5. UNC should voluntarily take down banners to show they take the report seriously.
This has been tossed around a bit and even makes an appearance at the end of this piece from SB Nation's Mike Rutherford. People really love telling others how to "do the right thing" especially when it fits their narrative. With due respect to those folks, how does UNC taking a banner down actually accomplish anything more substantive than the following?
-Previous chancellor resigned
-Previous AD retired
-Football coach fired
-Removal of the AFAM department head complicit in the scheme
-New Chancellor hired who ordered the Wainstein Report at the cost of millions of dollars to the school.
-New AD hired who then completely reorganized the compliance department and hired new people to run it.
-Multiple reforms enacted to address the relevant issues raised in the report prior to the report coming out.
-Full release of the Wainstein Report which details the full extent of the scandal.
-Disciplinary action against nine employees including Jan Boxill, AFAM faculty and multiple academic support counselor one of which was working at a different UNC system campus but was still terminated.
-Second NCAA investigation in four years.
In light of this laundry list of actions taken by the school and the general removal of people involved, I am not sure taking a banner down voluntarily does anything but placate a group of people who don't really care about actual reform. Removing banners and vacating wins are hollow gestures. The only people who want that to happen have other skin in the game whether they be rivals looking to heap more misery on UNC or media members looking to satisfy their selective moral outrage.
The reason these hot takes are all highly annoying is they don't actually include real reform. All of these are about getting a "pound of flesh" to fulfill some elusive and often times fluid standard of justice. The problem with hot takes is they are all emotion and provocation while painfully short on real answers. Everyone wants something to happen, it needs to happen now and it needs to be big. That is the general summary of all the pieces above. No one cares what the repercussions are or if it's fair or addresses the issue at hand. The mob demands justice and anything less than whatever passion-fueled punishment they have decided on won't be tolerated.

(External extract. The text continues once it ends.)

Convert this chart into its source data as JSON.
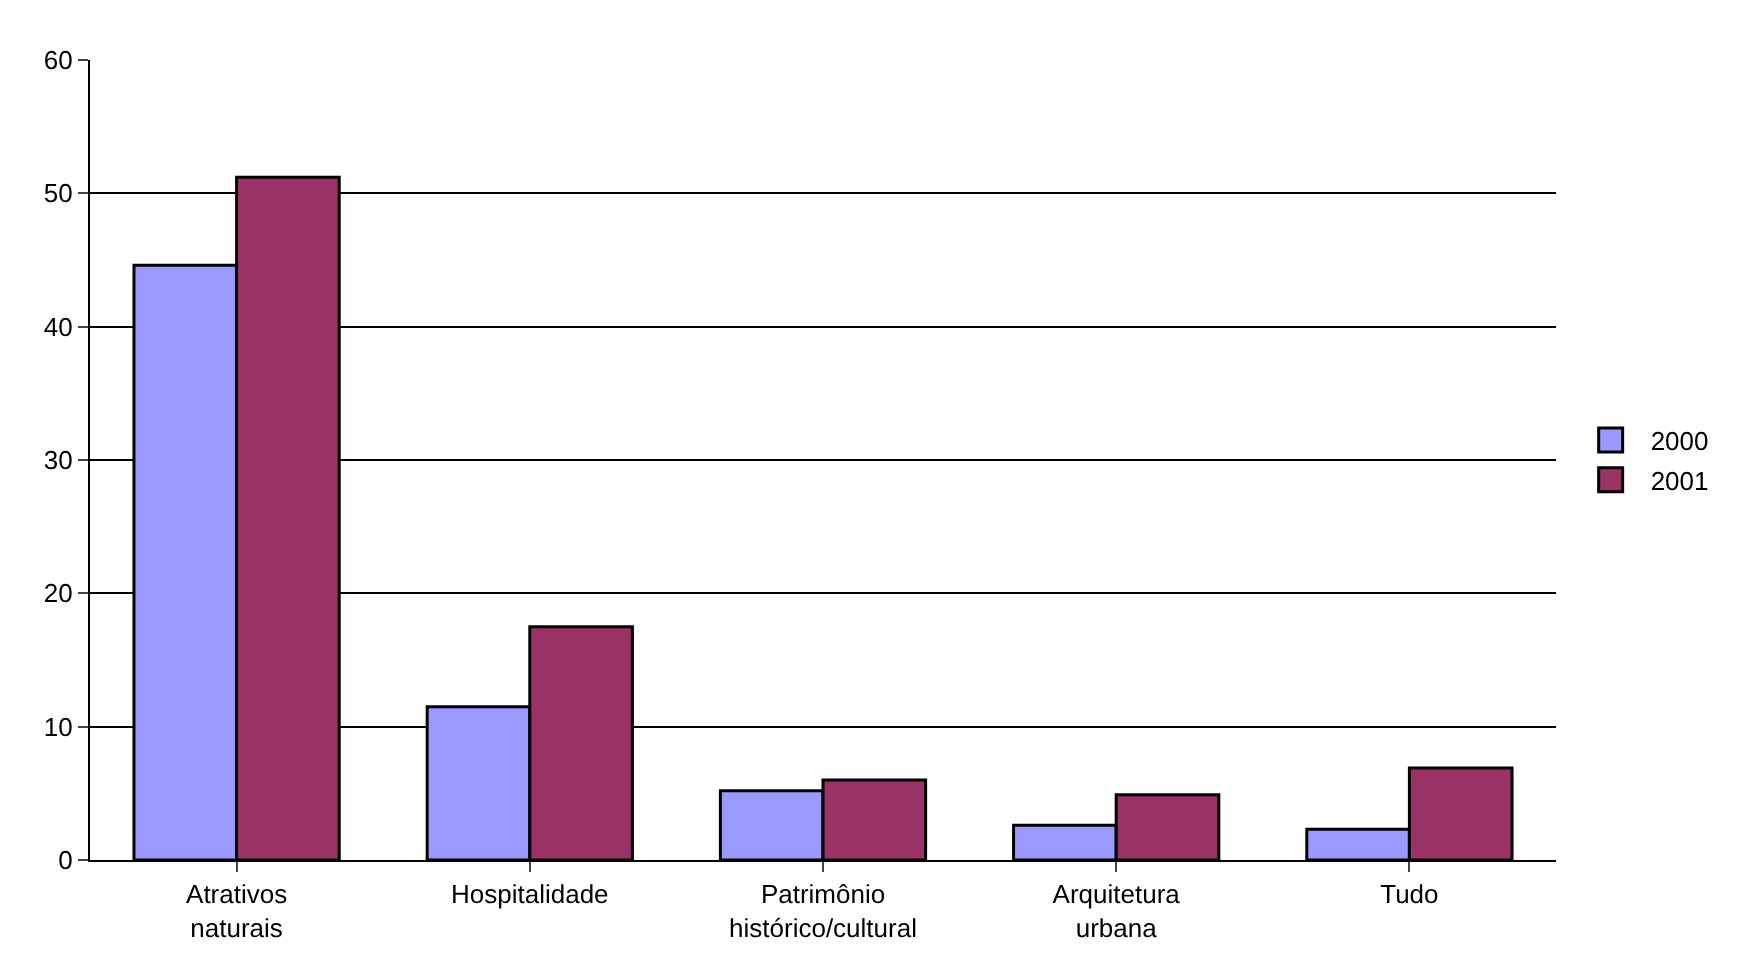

Here's the deal. UNC is going to be punished. None of what is written above is intended to say UNC shouldn't be penalized heavily. The report details a scheme which strikes at the heart of the school's mission. Wainstein's findings laid out clear NCAA violations which enforcement will address. There are plenty of other questions that have arisen based on what the report has shown. No one knows all the answers to those questions or how the NCAA will approach the penalties given the length of time involved. The path UNC must navigate as it moves forward out of this scandal is a complicated one. This is a time serious people who have an investment in UNC to address the issues not gang of self-appointed judges, jurors and executioners.
UNC is going to be punished. It will probably be harsh and potentially crippling to one or more programs. It will be based on the rules UNC has broken not the NCAA claiming credibility or making an example of someone or to stop other schools from continuing to do it. Whatever it is, it will be either too much or not enough depending on which one of those brings in the most web traffic.